Δ⁵-3-Ketosteroid isomerase (EC 5.3.3.1) catalyzes the isomerization of Δ⁵-3-ketosteroids to Δ⁴-3-ketosteroids by a conservative tautomeric transfer of the 4β-proton to the 6β-position using Tyr-14 as a general acid and Asp-38 as a general base [Kuliopulos, A., Mildvan, A. S., Shortle, D., & Talalay, P. (1989) Biochemistry 28, 149]. On deuteration of the 4β-position (97.0%) of the substrate, k_cat(H)/k_cat(4β-D) is 6.1 in H₂O and 6.3 in D₂O. The solvent isotope effect, k_cat(H₂O)/k_cat(D₂O), is 1.6 for both the 4β-H and 4β-D substrates. Mutation of Tyr-55 to Phe lowers k_cat 4.3-fold; k_cat(H)/k_cat(4β-D) is 5.3 in H₂O and 5.9 in D₂O, and k_cat(H₂O)/k_cat(D₂O) with the 4β-H and 4β-D substrates is 1.5 and 1.7, respectively, indicating concerted general acid-base catalysis in either the enolization or the ketonization step of both the wild-type and the Tyr-55 → Phe (Y55F) mutant enzymes. An additional slow step occurs with the Y55F mutant. Smaller isotope effects on K_m are used to estimate individual rate constants in the kinetic schemes of both enzymes. On deuteration of the 4α-position (88.6%) of the substrate, the secondary isotope effect on k_cat/K_m corrected for composition is 1.11 ± 0.02 with the wild-type enzyme and 1.12 ± 0.02 with the Y55F mutant. These effects decrease to 1.06 ± 0.01 and 1.07 ± 0.01, respectively, when the 4β-position is also deuterated, thereby establishing these to be kinetic (rather than equilibrium) secondary isotope effects and to involve a proton-tunneling contribution.
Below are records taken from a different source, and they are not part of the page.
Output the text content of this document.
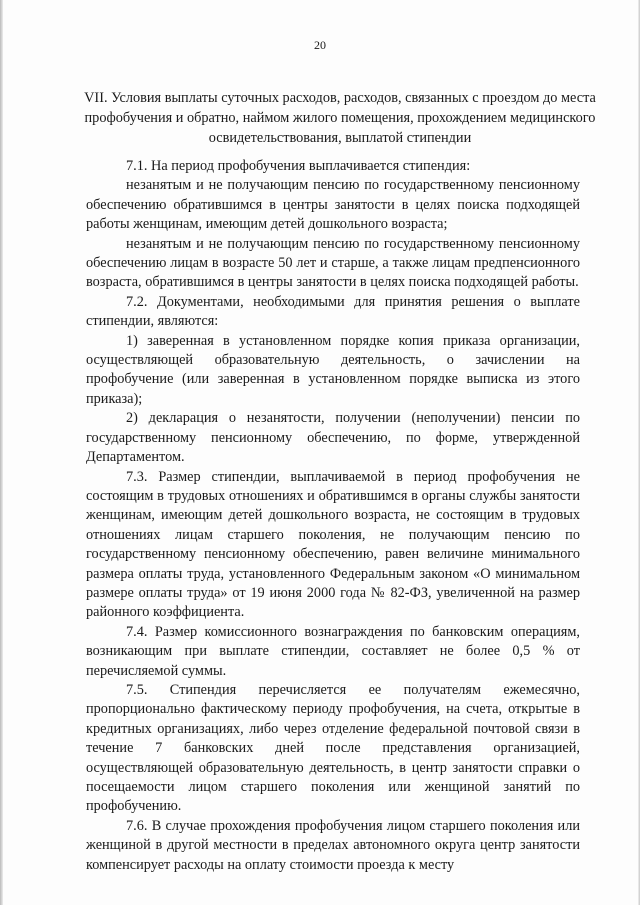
20
VII. Условия выплаты суточных расходов, расходов, связанных с проездом до места профобучения и обратно, наймом жилого помещения, прохождением медицинского освидетельствования, выплатой стипендии

7.1. На период профобучения выплачивается стипендия:

незанятым и не получающим пенсию по государственному пенсионному обеспечению обратившимся в центры занятости в целях поиска подходящей работы женщинам, имеющим детей дошкольного возраста;

незанятым и не получающим пенсию по государственному пенсионному обеспечению лицам в возрасте 50 лет и старше, а также лицам предпенсионного возраста, обратившимся в центры занятости в целях поиска подходящей работы.

7.2. Документами, необходимыми для принятия решения о выплате стипендии, являются:

1) заверенная в установленном порядке копия приказа организации, осуществляющей образовательную деятельность, о зачислении на профобучение (или заверенная в установленном порядке выписка из этого приказа);

2) декларация о незанятости, получении (неполучении) пенсии по государственному пенсионному обеспечению, по форме, утвержденной Департаментом.

7.3. Размер стипендии, выплачиваемой в период профобучения не состоящим в трудовых отношениях и обратившимся в органы службы занятости женщинам, имеющим детей дошкольного возраста, не состоящим в трудовых отношениях лицам старшего поколения, не получающим пенсию по государственному пенсионному обеспечению, равен величине минимального размера оплаты труда, установленного Федеральным законом «О минимальном размере оплаты труда» от 19 июня 2000 года № 82-ФЗ, увеличенной на размер районного коэффициента.

7.4. Размер комиссионного вознаграждения по банковским операциям, возникающим при выплате стипендии, составляет не более 0,5 % от перечисляемой суммы.

7.5. Стипендия перечисляется ее получателям ежемесячно, пропорционально фактическому периоду профобучения, на счета, открытые в кредитных организациях, либо через отделение федеральной почтовой связи в течение 7 банковских дней после представления организацией, осуществляющей образовательную деятельность, в центр занятости справки о посещаемости лицом старшего поколения или женщиной занятий по профобучению.

7.6. В случае прохождения профобучения лицом старшего поколения или женщиной в другой местности в пределах автономного округа центр занятости компенсирует расходы на оплату стоимости проезда к месту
Deuteration of the 6-position of the substrate (92.0%) produces no kinetic isotope effects on k_cat/K_m with either the wild-type (1.00 ± 0.01) or the Y55F mutant (1.01 ± 0.01) enzyme. Since a change in hybridization from sp³ to sp² occurs at C-4 only during enolization of the substrate and a change in hybridization at C-6 from sp² to sp³ occurs only during reketonization of the dienol intermediate, enolization of the substrate constitutes the concerted rate-limiting step. Concerted enolization is consistent with the right angle or antarafacial orientations of Tyr-14 and Asp-38 with respect to the enzyme-bound substrate and with the additive effects on k_cat of mutation of these catalytic residues [Kuliopulos, A., Talalay, P., & Mildvan, A. S. (1990) Biophys. J. 57, 39a].